There are times when you read
certain writers not for the same pleasures you experience when you read other
writers but instead because these writers quickly send your cholers racing
upward. You read for the expressed
purpose of being outraged, outrage being a powerful force to bring to your own
work.
You enjoy developing anticipations
and expectations in the things you read, particularly if you are wrong in the
sense of having been led to expect one response or reaction, then given
another, at once more imaginative while remaining plausible.
You are not pleased to foresee some
outcome. You in effect want to be wrong,
at least surprised. In the otherwise
powerful and absorbing novel Gone Girl
from Gillian Flynn, you were so hopeful that the throwaway cell phone buzzing
in the male protagonist’s pocket didn’t mean he had a secret girlfriend. This was not a deal breaker, stop reading,
put the book down, but it was a disappointment rather than an enhancement. Part of your enjoyment from reading the novel
was asking you how you’d have supplied the clue that the character had a secret
girlfriend.
Part of your near addictive
following of the television drama Breaking
Bad, comes from the concept, which is in its way as simple and
straightforward as the driving force in William Faulkner’s outstanding venture
into stream-of-consciousness, As I Lay
Dying.
A high school chemistry teacher,
diagnosed with a Stage Three cancer of the lungs, wants to provide for his
family. Thanks to his background in
chemistry, made more plausible by the backstory, Walter White has the ability
to prepare a high quality methamphetamine, which commands a premium price in
the market.
Addie Bundren is dying. The arc of the story is to provide a casket
for her, then transport her body from the family farm to the nearby town of
Jefferson.
In both cases, the straightforward
goal produces what Faulkner himself has referred to as the agony of moral
choice.
Breaking
Bad unceasingly throws complications at the ensemble cast to the point
where we expect the complication but are nevertheless surprised by the nature
of it. This is a good time, you tell
yourself, for an unexpected complication.

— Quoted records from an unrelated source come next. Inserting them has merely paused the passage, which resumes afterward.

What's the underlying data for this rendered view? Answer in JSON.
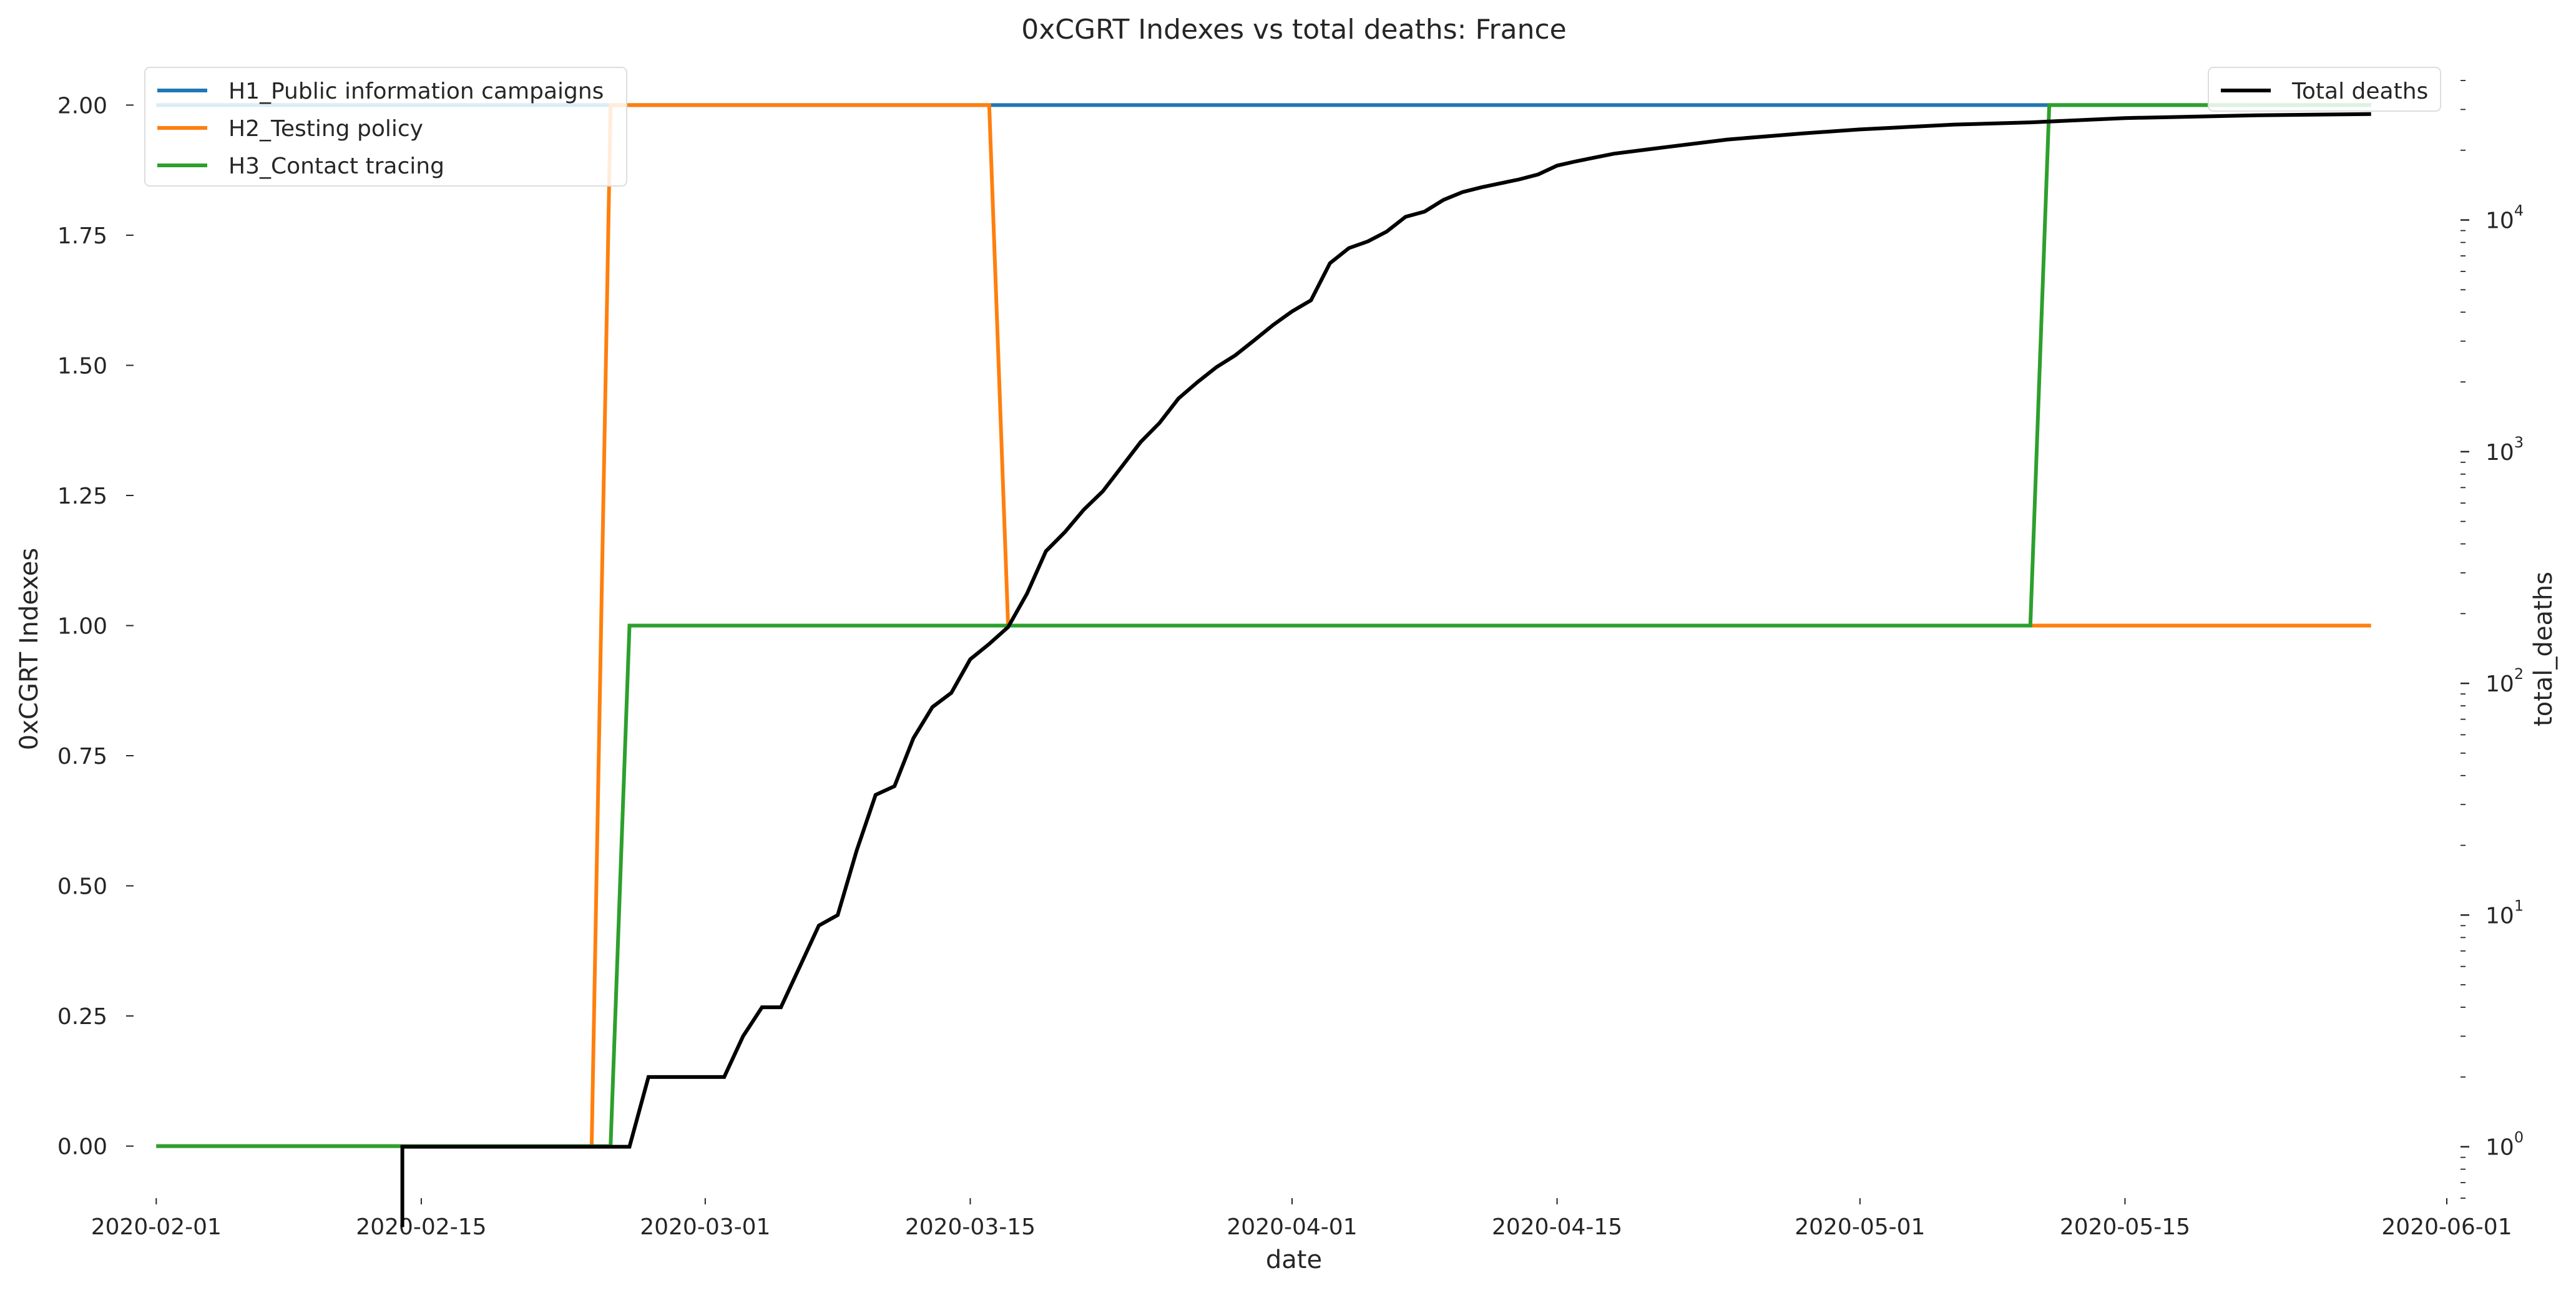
{
  "chart_data": {
    "type": "line",
    "title": "0xCGRT Indexes vs total deaths:  France",
    "xlabel": "date",
    "ylabel_left": "0xCGRT Indexes",
    "ylabel_right": "total_deaths",
    "x_range": [
      "2020-01-31",
      "2020-06-01"
    ],
    "x_ticks": [
      "2020-02-01",
      "2020-02-15",
      "2020-03-01",
      "2020-03-15",
      "2020-04-01",
      "2020-04-15",
      "2020-05-01",
      "2020-05-15",
      "2020-06-01"
    ],
    "ylim_left": [
      -0.1,
      2.07
    ],
    "y_ticks_left": [
      "0.00",
      "0.25",
      "0.50",
      "0.75",
      "1.00",
      "1.25",
      "1.50",
      "1.75",
      "2.00"
    ],
    "y_scale_right": "log",
    "ylim_right": [
      0.6,
      45000
    ],
    "y_ticks_right": [
      {
        "value": 1,
        "base": "10",
        "exp": "0"
      },
      {
        "value": 10,
        "base": "10",
        "exp": "1"
      },
      {
        "value": 100,
        "base": "10",
        "exp": "2"
      },
      {
        "value": 1000,
        "base": "10",
        "exp": "3"
      },
      {
        "value": 10000,
        "base": "10",
        "exp": "4"
      }
    ],
    "grid": false,
    "legend_left_position": "top-left",
    "legend_right_position": "top-right",
    "series": [
      {
        "name": "H1_Public information campaigns",
        "axis": "left",
        "color": "#1f77b4",
        "points": [
          [
            "2020-02-01",
            2
          ],
          [
            "2020-05-28",
            2
          ]
        ]
      },
      {
        "name": "H2_Testing policy",
        "axis": "left",
        "color": "#ff7f0e",
        "points": [
          [
            "2020-02-01",
            0
          ],
          [
            "2020-02-24",
            0
          ],
          [
            "2020-02-25",
            2
          ],
          [
            "2020-03-16",
            2
          ],
          [
            "2020-03-17",
            1
          ],
          [
            "2020-05-28",
            1
          ]
        ]
      },
      {
        "name": "H3_Contact tracing",
        "axis": "left",
        "color": "#2ca02c",
        "points": [
          [
            "2020-02-01",
            0
          ],
          [
            "2020-02-25",
            0
          ],
          [
            "2020-02-26",
            1
          ],
          [
            "2020-05-10",
            1
          ],
          [
            "2020-05-11",
            2
          ],
          [
            "2020-05-28",
            2
          ]
        ]
      },
      {
        "name": "Total deaths",
        "axis": "right",
        "color": "#000000",
        "points": [
          [
            "2020-02-14",
            0.45
          ],
          [
            "2020-02-14",
            1
          ],
          [
            "2020-02-26",
            1
          ],
          [
            "2020-02-27",
            2
          ],
          [
            "2020-03-02",
            2
          ],
          [
            "2020-03-03",
            3
          ],
          [
            "2020-03-04",
            4
          ],
          [
            "2020-03-05",
            4
          ],
          [
            "2020-03-06",
            6
          ],
          [
            "2020-03-07",
            9
          ],
          [
            "2020-03-08",
            10
          ],
          [
            "2020-03-09",
            19
          ],
          [
            "2020-03-10",
            33
          ],
          [
            "2020-03-11",
            36
          ],
          [
            "2020-03-12",
            58
          ],
          [
            "2020-03-13",
            79
          ],
          [
            "2020-03-14",
            91
          ],
          [
            "2020-03-15",
            127
          ],
          [
            "2020-03-16",
            148
          ],
          [
            "2020-03-17",
            175
          ],
          [
            "2020-03-18",
            244
          ],
          [
            "2020-03-19",
            372
          ],
          [
            "2020-03-20",
            450
          ],
          [
            "2020-03-21",
            562
          ],
          [
            "2020-03-22",
            674
          ],
          [
            "2020-03-23",
            860
          ],
          [
            "2020-03-24",
            1100
          ],
          [
            "2020-03-25",
            1331
          ],
          [
            "2020-03-26",
            1696
          ],
          [
            "2020-03-27",
            1995
          ],
          [
            "2020-03-28",
            2314
          ],
          [
            "2020-03-29",
            2606
          ],
          [
            "2020-03-30",
            3024
          ],
          [
            "2020-03-31",
            3523
          ],
          [
            "2020-04-01",
            4032
          ],
          [
            "2020-04-02",
            4503
          ],
          [
            "2020-04-03",
            6507
          ],
          [
            "2020-04-04",
            7560
          ],
          [
            "2020-04-05",
            8078
          ],
          [
            "2020-04-06",
            8911
          ],
          [
            "2020-04-07",
            10328
          ],
          [
            "2020-04-08",
            10869
          ],
          [
            "2020-04-09",
            12210
          ],
          [
            "2020-04-10",
            13197
          ],
          [
            "2020-04-11",
            13832
          ],
          [
            "2020-04-12",
            14393
          ],
          [
            "2020-04-13",
            14967
          ],
          [
            "2020-04-14",
            15729
          ],
          [
            "2020-04-15",
            17167
          ],
          [
            "2020-04-16",
            17920
          ],
          [
            "2020-04-18",
            19323
          ],
          [
            "2020-04-20",
            20265
          ],
          [
            "2020-04-24",
            22245
          ],
          [
            "2020-04-28",
            23660
          ],
          [
            "2020-05-01",
            24594
          ],
          [
            "2020-05-06",
            25809
          ],
          [
            "2020-05-10",
            26380
          ],
          [
            "2020-05-15",
            27529
          ],
          [
            "2020-05-22",
            28289
          ],
          [
            "2020-05-28",
            28662
          ]
        ]
      }
    ]
  }
}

That of itself may be redundant.
If a complication is expected, there’s bound to be some reflection on
the wits and resourcefulness of the characters.
A surprise complication is a more engaging complication. A surprise complication that makes one or
more of the characters vulnerable from unexpected consequences is even more a
part of a web of intrigue that maintains emotional involvement.
What do you look for in story? You
look for the chance to care enough about the circumstances to the point where
you find yourself making choices and assumptions for the characters. You see yourself imputing motives that may or
may not exist. You see yourself
confronting the characters in similar circumstances. You are not only “in” someone else’s story,
you are taking that story down the road of fan fiction, where readers make up
their own adventures of characters they have brought so deeply inside their own
imagination that they overstep the boundary between the character as presented
by the author and their own wish for continued contact with the character.
Captains Kirk and Picard are in a
sense held hostage by Star Trek fans
who have found the portal into the imagination through which myriads of writers
pass every day, on their way to work.